Het Dvorák-concert verloopt niet minder spectaculair, groots in zijn symfonische opzet en qua natuurlijkheid zo vanzelfsprekend dat het pas goed opvalt als er allerlei andere vertolkingen naast worden gelegd. De druk van de stok op de snaren lijkt volmaakt gedoseerd, de vingerzetting perfect ingericht voor de vele arpeggio's die zo licht als een veertje, soms bijna terloops, worden geëtaleerd. Het is een wonderlijke ervaring dat Moser dit hondsmoeilijke Dvorák-concert speelt zonder het miniemste spoortje technische stress. Een ander bijzondere eigenschap is zijn perfecte gevoel voor timing: de rust die in de hoekdelen wordt uitgestraald is op zich al van een exemplarische schoonheid, maar zijn flexibele tempi voegen er nog een extra dimensie aan toe. Maar van al dit fraais resteert helaas slechts weinig als de orkestpartij niet in de beste handen is, daadwerkelijk wordt samengewerkt (en niet tegengewerkt.), de transities vlekkeloos verlopen, de vele instrumentale soli zich in die van de solocello mogen nestelen. Ik kan wat dit betreft met een gerust hart de positieve lijn doortrekken naar het van grote souplesse getuigende Praagse Philharmonia onder Jakub Hrusa, want hij en zijn orkest leveren het onmisbare fundament voor deze grootse vertolkingen. Om het feest compleet te maken is er de schitterende opname uit het Polyhymnia-huis. Zelden hoor je de aan de koperblazers toevertrouwde thematiek zo helder uit de speakers komen, terwijl de langzame delen een gloedvolle poëtische kracht uitstralen.
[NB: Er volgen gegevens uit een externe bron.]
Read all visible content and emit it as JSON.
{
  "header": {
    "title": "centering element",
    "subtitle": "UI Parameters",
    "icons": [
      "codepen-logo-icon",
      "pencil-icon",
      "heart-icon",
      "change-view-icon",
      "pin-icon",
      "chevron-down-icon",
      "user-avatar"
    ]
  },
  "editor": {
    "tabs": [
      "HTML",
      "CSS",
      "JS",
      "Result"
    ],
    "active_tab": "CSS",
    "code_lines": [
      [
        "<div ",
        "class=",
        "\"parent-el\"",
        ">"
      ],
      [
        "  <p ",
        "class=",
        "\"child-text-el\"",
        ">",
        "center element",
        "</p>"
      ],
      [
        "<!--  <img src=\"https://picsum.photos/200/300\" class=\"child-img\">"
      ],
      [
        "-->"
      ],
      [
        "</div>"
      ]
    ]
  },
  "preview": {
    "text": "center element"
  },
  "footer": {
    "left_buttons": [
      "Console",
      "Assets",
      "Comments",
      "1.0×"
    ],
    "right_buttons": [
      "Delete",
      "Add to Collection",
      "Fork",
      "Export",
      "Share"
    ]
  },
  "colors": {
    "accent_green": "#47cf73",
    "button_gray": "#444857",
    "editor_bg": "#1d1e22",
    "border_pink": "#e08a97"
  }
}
Wat deze combinatie betreft een absolute winnaar en wat mij betreft 'lijstaanvoerder'!
______________________
Wie de sacd aanschaft vindt in de verpakking een voucher met unieke code die toegang geeft tot de website van PentaTone en recht geeft op het downloaden van één gewenst album in wav-formaat.